As a teenager, he has a troubling encounter with the police, when he is pulled over while driving the car of his white adoptive father. We get a clear sense of what Black young men have to endure in terms of police harassment on a regular basis in our society today. After high school, there is college and there Kevin encounters the academic approach to the issue of discrimination in a course entitled “Discrimination 101,” taught by a white lesbian who is clueless about how his mixed-race identity is more problematic than her simplified lecture notes. Kevin is gay and has a white boyfriend, who is also clueless about the subtleties of racial coding in language, music, and dress. All played out in a back-and-forth dialogue by one man on stage, the actor is able to capture conversations that really do typify the difficulty of fitting into standard expectations about a person who is half-Black and gay. He has to deal with stereotypes about Black men getting into finishing college but never finishing, as well as well-meaning professors who are unable to fathom the despondency he feels inside.
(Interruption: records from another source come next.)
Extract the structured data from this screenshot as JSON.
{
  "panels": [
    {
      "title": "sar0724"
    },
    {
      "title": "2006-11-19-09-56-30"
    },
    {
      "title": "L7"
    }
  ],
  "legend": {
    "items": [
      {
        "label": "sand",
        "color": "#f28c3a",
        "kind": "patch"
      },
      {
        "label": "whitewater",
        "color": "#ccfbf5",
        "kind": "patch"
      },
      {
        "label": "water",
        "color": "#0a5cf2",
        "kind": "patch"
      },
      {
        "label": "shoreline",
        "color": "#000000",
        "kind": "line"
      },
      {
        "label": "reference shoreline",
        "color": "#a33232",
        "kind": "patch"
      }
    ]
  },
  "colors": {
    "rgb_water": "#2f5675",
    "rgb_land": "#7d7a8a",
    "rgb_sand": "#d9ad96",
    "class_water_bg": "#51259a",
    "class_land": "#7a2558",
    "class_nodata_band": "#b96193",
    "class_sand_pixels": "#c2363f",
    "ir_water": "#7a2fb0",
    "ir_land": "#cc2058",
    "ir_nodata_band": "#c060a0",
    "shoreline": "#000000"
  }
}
Somehow the voices of those animated creatures from the African wild are still part of his inner psyche and he begins to emerge as a stronger person, a college graduate in theatre arts, and smack up against the stereotypes for Black actors on stage. He is told that he does look Black enough to be cast in Black roles on stage. In a hilarious sequence where he is cast as Aaron the Moor in Shakespeare’s Titus Andronicus, the actor ferociously deconstructs the play where Saturninus, the son of the Roman emperor, wages war against the Goths and their queen Tamora. And then there is the matter of hip-hop, where Kevin reveals that there is more to being who he is and knowing that he can appreciate all kinds of music. But Kevin is a poet of sorts and he is able to deliver his own rap lyrics with speed and grace. Appropriately named, the one-man performance piece Versatile is what you need to see to fully appreciate.
The talented and personable Kevin Neighbors holds a BFA degree in theatre performance and digital media from the University of Idaho. Jessica Lynn Johnson, who developed and also directs Versatile, is the founder of the company Soaring Solo, with a number of directing credits to her name. My thanks to Jessica, the Broadwater Black Box Theatre, the Hollywood Fringe Festival, and publicist Philip Sokoloff for inviting me to see this great show.